Jennifer Croft Recommends...

“I love to write and always have and don’t get stuck that often, but maybe that’s because I’ve also loved to toggle between languages since I started studying Russian as a teenager. The best way for me to get inspiration as a writer is to read, and by far the best and closest way to read is to translate. I have always thought of my translations as a kind of apprenticeship under expert writers whose work I deeply admire. One of the first writers I ever translated, Polish author Olga Tokarczuk, was just awarded a Nobel Prize. Translating Flights (Riverhead Books, 2018), her ‘constellation novel,’ taught me a lot about lyricism, character, and pace. Translating Argentine author Romina Paula’s novel August (Feminist Press, 2017) taught me how to make myself vulnerable in my writing, how to be raw.
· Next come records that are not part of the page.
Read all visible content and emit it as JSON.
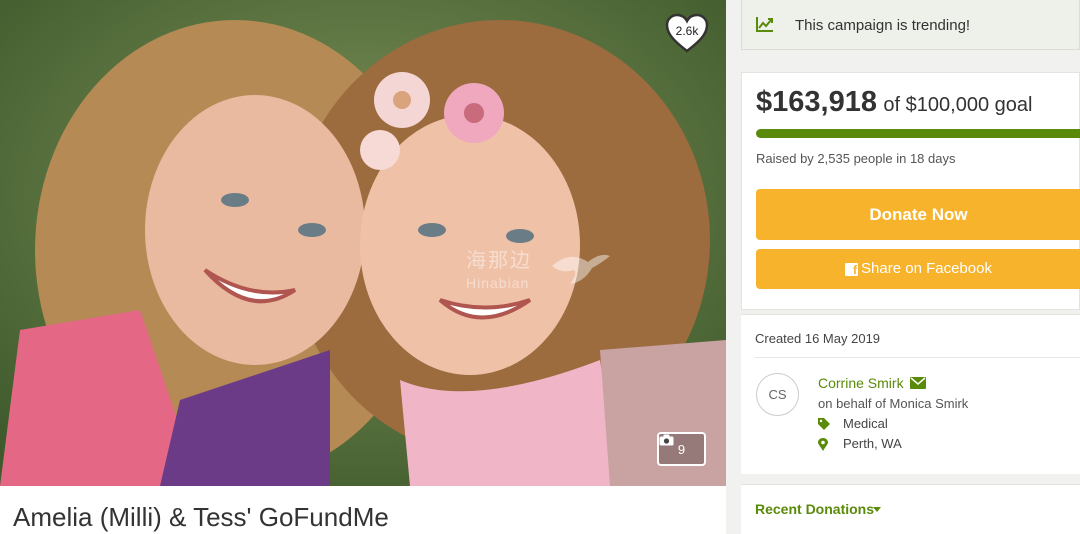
{
  "header_badges": {
    "hearts_count": "2.6k",
    "photo_count": "9"
  },
  "watermark": {
    "cn": "海那边",
    "en": "Hinabian"
  },
  "campaign": {
    "title": "Amelia (Milli) & Tess' GoFundMe"
  },
  "trending": {
    "label": "This campaign is trending!",
    "icon": "trend-chart-icon"
  },
  "fundraising": {
    "raised": "$163,918",
    "goal_text": "of $100,000 goal",
    "progress_fraction": 1.0,
    "raised_by": "Raised by 2,535 people in 18 days",
    "donate_label": "Donate Now",
    "share_label": "Share on Facebook"
  },
  "info": {
    "created": "Created 16 May 2019",
    "avatar_initials": "CS",
    "organizer_name": "Corrine Smirk",
    "behalf": "on behalf of Monica Smirk",
    "category": "Medical",
    "location": "Perth, WA"
  },
  "donations": {
    "label": "Recent Donations"
  },
  "colors": {
    "accent_green": "#5a8a0a",
    "button_yellow": "#f7b32b",
    "trending_bg": "#eef0ea"
  }
}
Translating Ukrainian writer Natalka Sniadanko taught me about writing with wit, even when dealing with tough subjects. Even if you don’t speak any other language, you can still translate. You can even translate from English into English! It’s just a matter of sinking into the sentences, word by word, really immersing yourself inside someone else’s prose until you understand why each word is exactly where it is, how it relates to all the other words around it, what associations it brings with it, how it contributes to a tone. In literature, there is no greater intimacy than that between writer and translator. I highly recommend it.”